Boise State v San Diego State Photo by Kent Horner/Getty Images

Over the past year I’ve noted multiple times that the Seattle Seahawks had yet to sign a single player past the end of the current collective bargaining agreement and into 2021. With the team signing the players added in the 2018 NFL Draft, that changes, as the standard four year term of the rookie wage scale puts those nine new members of the team under contract past the end of the current CBA.

I mentioned this topic specifically two weeks ago as a potential factor in the Seahawks perhaps using the franchise tag on Russell Wilson after his contract expires in 2019, and it will certainly be interesting to see how the team handles things moving forward.

However, at this point, it is getting to where the fact that the Hawks don’t have any players on a second contract into 2021 is starting to look less and less like a coincidence and more and more like it is deliberate. Specifically, of the 32 teams in the league, all but one of those teams has at least one player on a second contract for 2021. The lone team that does not have any players on a second contract for 2021? The Seahawks.

Here’s a look at how many players each of the teams currently has on a second contract past 2020 and into 2021.

Contract players not on a rookie contract for each team in 2021

Team Players on second contract for 2021
Team Players on second contract for 2021
Jacksonville Jaguars 7
Minnesota Vikings 7
Cleveland Browns 6
Philadelphia Eagles 6
Chicago Bears 6
Tampa Bay Buccaneers 6
San Francisco 49ers 6
Tennessee Titans 5
Kansas City Chiefs 5
Washington Redskins 5
Carolina Panthers 5
Pittsburgh Steelers 4
Houston Texans 4
Atllanta Falcons 4
Baltimore Ravens 3
New Orleans Saints 3
Buffalo Bills 2
Miami Dolphins 2
New England Patriots 2
New York Jets 2
Oakland Raiders 2
Dallas Cowboys 2
New York Giants 2
Detroit Lions 2
Green Bay Packers 2
Arizona Cardinals 2
Los Angeles Rams 2
Cincinnati Bengals 1
Indianapolis Colts 1
Denver Broncos 1
Los Angeles Chargers 1
Seattle Seahawks 0

Now, that list is certainly likely to change in the coming weeks and months as teams extend their in house players and look to ensure their homegrown talent does not leave in free agency. In addition, while part of the reason the Seahawks don’t have any players on a second contract for 2021 likely has to do with the fact that there may not have been any players worthy of a contract that runs into 2021, there are enough circumstantial pieces that it could be considered deliberate.

For example, nearly every time a player has been signed to an extension coming off their rookie deal, it had been a four year contract, until last summer. That list included Michael Bennett, Cliff Avril, K.J. Wright, Kam Chancellor, Earl Thomas, Bobby Wagner, Marshawn Lynch, Jeremy Lane and Russell Wilson. However, when the team extended Justin Britt during training camp last summer, they did so with a three year extension which only put him under contract through 2020. The only other players the team extended with a three year contract were Doug Baldwin and Jermaine Kearse, both of whom joined the team originally as UDFAs, so were in a bit of a different situation than Britt.

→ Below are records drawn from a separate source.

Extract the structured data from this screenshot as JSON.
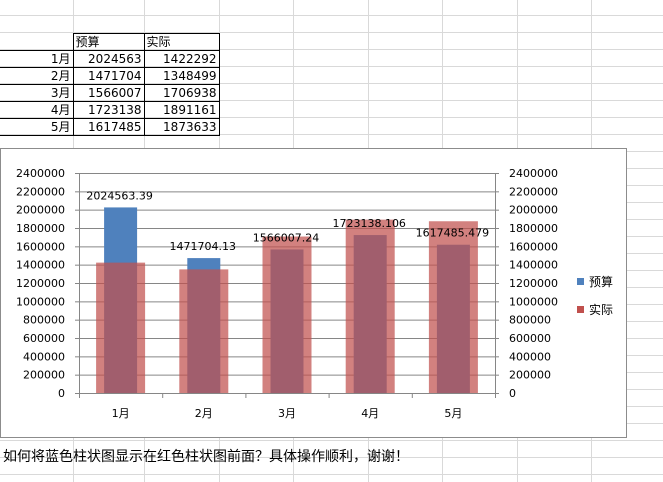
{
  "spreadsheet": {
    "headers": [
      "",
      "预算",
      "实际"
    ],
    "rows": [
      [
        "1月",
        "2024563",
        "1422292"
      ],
      [
        "2月",
        "1471704",
        "1348499"
      ],
      [
        "3月",
        "1566007",
        "1706938"
      ],
      [
        "4月",
        "1723138",
        "1891161"
      ],
      [
        "5月",
        "1617485",
        "1873633"
      ]
    ]
  },
  "chart_data": {
    "type": "bar",
    "categories": [
      "1月",
      "2月",
      "3月",
      "4月",
      "5月"
    ],
    "series": [
      {
        "name": "预算",
        "values": [
          2024563,
          1471704,
          1566007,
          1723138,
          1617485
        ],
        "color": "#4f81bd",
        "axis": "primary"
      },
      {
        "name": "实际",
        "values": [
          1422292,
          1348499,
          1706938,
          1891161,
          1873633
        ],
        "color": "#c0504d",
        "axis": "secondary"
      }
    ],
    "data_labels": [
      "2024563.39",
      "1471704.13",
      "1566007.24",
      "1723138.106",
      "1617485.479"
    ],
    "y_ticks": [
      "0",
      "200000",
      "400000",
      "600000",
      "800000",
      "1000000",
      "1200000",
      "1400000",
      "1600000",
      "1800000",
      "2000000",
      "2200000",
      "2400000"
    ],
    "ylim": [
      0,
      2400000
    ],
    "grid": true,
    "legend_position": "right"
  },
  "question": "如何将蓝色柱状图显示在红色柱状图前面？具体操作顺利，谢谢！"
}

In any case, at this point the Seahawks are the only team in the entirety of the NFL that has exactly zero players on a second contract for 2021. Whether that is simply a result of circumstance or the result of a deliberate plan we can’t say with certainty. However, with every new contract that teams across the league hand out that runs past 2020 and leaves the Hawks further behind in post-2020 commitments, certainly seems to add weight to the idea that it is deliberate.